Resuming on 141 not out, Root continued to show the discipline and concentration of the first day and maintained a similar strike rate until after he reached 200 when he accelerated as England eyed a declaration.
Root scored off each of the four frontline bowlers at a similar rate, scoring 209 runs off 369 balls delivered by them – a combined strike rate of 56.63. Root capitalised on the part-time bowling of Azhar Ali and Shan Masood however, scoring 45 runs off 37 balls – a combined strike rate of 121.62.
The foundation of Root’s innings was his discipline on day one and early on day two. Arriving at the crease in the eighth over of the innings with England 25 for 1 and the new ball swinging Root showed excellent patience and care outside off stump. Over the whole course of his innings Root played no shot to 91 deliveries, that is 22.41% of his balls faced. Root’s forward and back foot defensive shots totalled 106 from which just 15 runs were scored.

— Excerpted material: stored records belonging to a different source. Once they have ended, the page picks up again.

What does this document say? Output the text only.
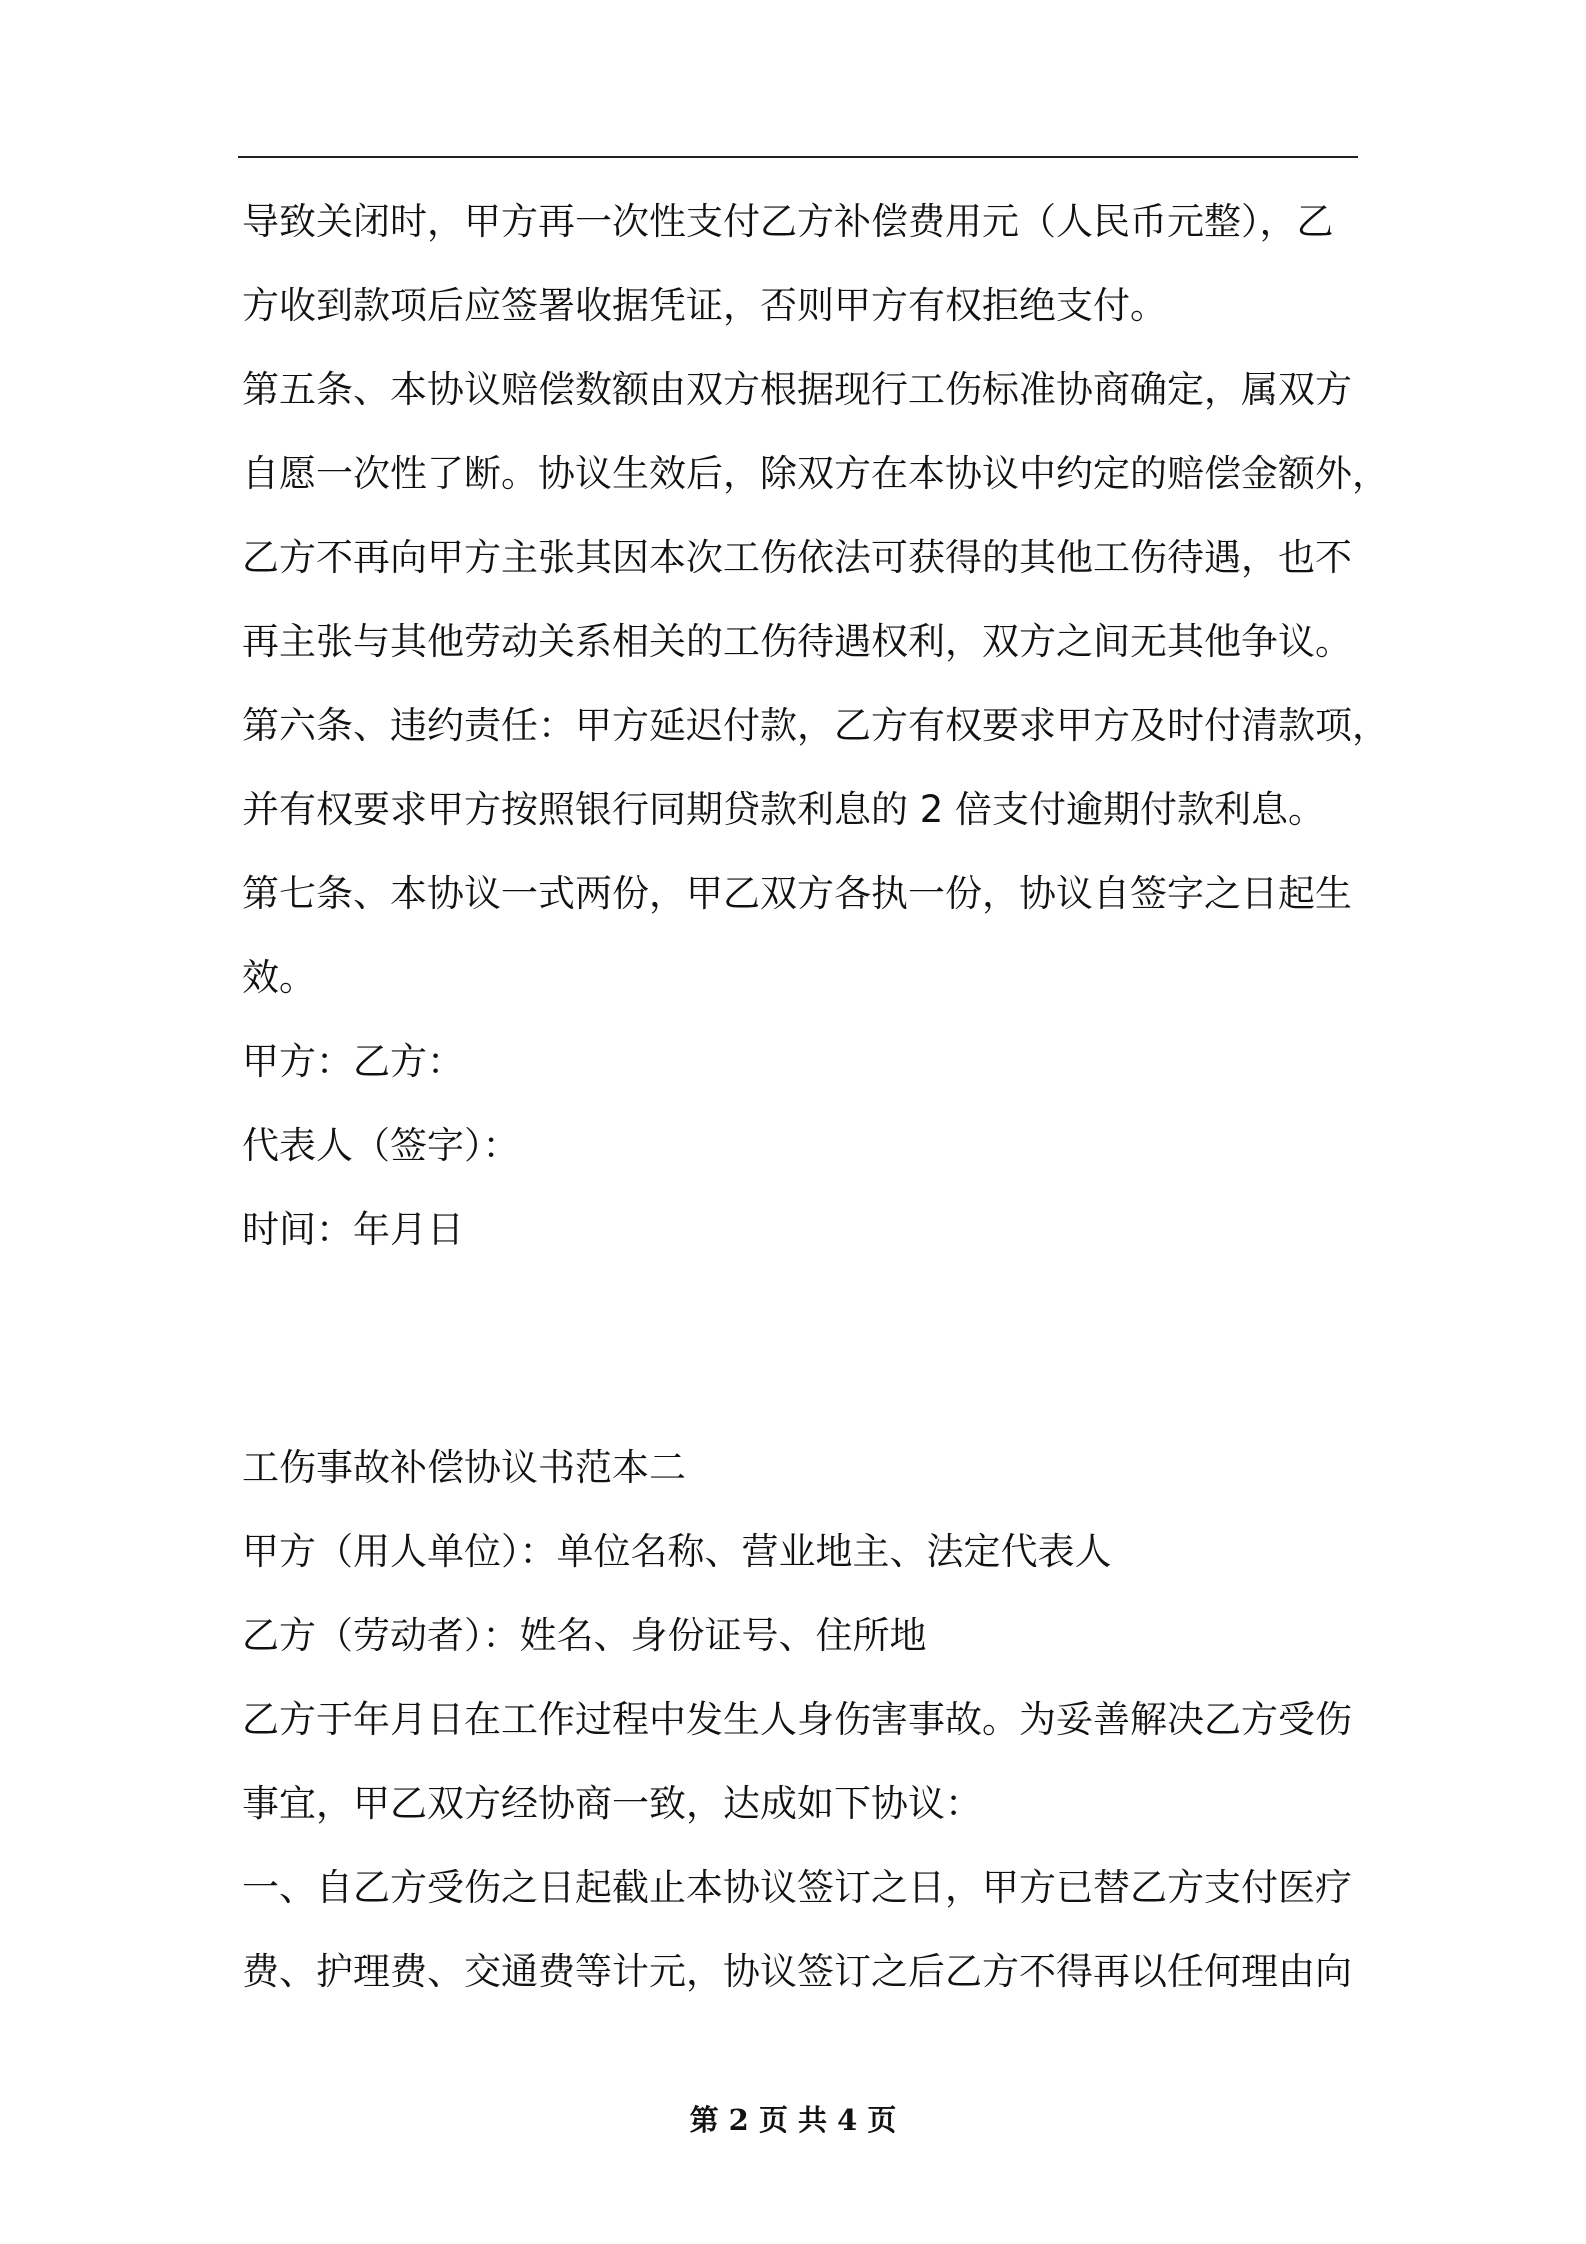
导致关闭时，甲方再一次性支付乙方补偿费用元（人民币元整），乙
方收到款项后应签署收据凭证，否则甲方有权拒绝支付。
第五条、本协议赔偿数额由双方根据现行工伤标准协商确定，属双方
自愿一次性了断。协议生效后，除双方在本协议中约定的赔偿金额外，
乙方不再向甲方主张其因本次工伤依法可获得的其他工伤待遇，也不
再主张与其他劳动关系相关的工伤待遇权利，双方之间无其他争议。
第六条、违约责任：甲方延迟付款，乙方有权要求甲方及时付清款项，
并有权要求甲方按照银行同期贷款利息的 2 倍支付逾期付款利息。
第七条、本协议一式两份，甲乙双方各执一份，协议自签字之日起生
效。
甲方：乙方：
代表人（签字）：
时间：年月日
工伤事故补偿协议书范本二
甲方（用人单位）：单位名称、营业地主、法定代表人
乙方（劳动者）：姓名、身份证号、住所地
乙方于年月日在工作过程中发生人身伤害事故。为妥善解决乙方受伤
事宜，甲乙双方经协商一致，达成如下协议：
一、自乙方受伤之日起截止本协议签订之日，甲方已替乙方支付医疗
费、护理费、交通费等计元，协议签订之后乙方不得再以任何理由向
第 2 页 共 4 页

Discounting balls that Root played no shot to or defended leaves 209 remaining balls from which Root scored 239 runs. This suggests an efficient attacking player.
Root played 211 shots off the front foot scoring 119 runs and played 155 shots off the back foot scoring 120 runs. His other runs were accrued from coming down the pitch and from shots with footwork categorised as “no movement”.
Root had a slightly higher boundary percentage, 7.58%, when playing off the front foot compared to the back foot, 6.45%, but had a considerably lower dot ball percentage, 47.09%, when playing off the back foot compared to the front foot, 69.19%.
These numbers suggest Root plays off the back foot more when rotating the strike and off the front foot more when looking for boundaries.
Root’s most prolific shot was the drive which earned him 71 runs from 62 shots including ten fours. His next two most prolific modes of scoring were to ‘work’ the ball, 53 off 62, and to ‘push’ the ball, 37 off 41 – just 12 of those 90 runs were boundaries.
Root also played sweeps, slog sweeps, cuts, upper cuts and pulls in an innings which although considered saw him score runs all around the ground.
Indeed, Root scored 134 runs on the off side and 120 runs on the leg side and scored 147 runs in front of square and 107 behind square. His favoured sector of the wagon wheel was through cover, where he scored 68 runs.
While Root was able to control the threat of the seamers by leaving a lot of deliveries outside off stump and making them bowl to him he was less able to do that to Yasir from whom a higher percentage of balls threatened the stumps.
Largely due to Yasir’s fuller average length Root played 63.63% of deliveries from him off the front foot, scoring 47 runs at a strike rate of 51.64. Root played a smaller percentage, 23.77%, off the back foot, but scored at a greater strike rate of 66.66 suggesting he looked to capitalise on balls dropped short by the leg-spinner.
Speaking after play, Root said that when playing against spin “you want to make sure you get right out there and nullify spin or get deep in your crease, let it spin and then hit it at the top of its bounce.” Our system only recorded two of Root’s shots against Yasir as having ‘no movement’ footwork suggesting he did indeed commit to play off either foot and rarely got stuck in between.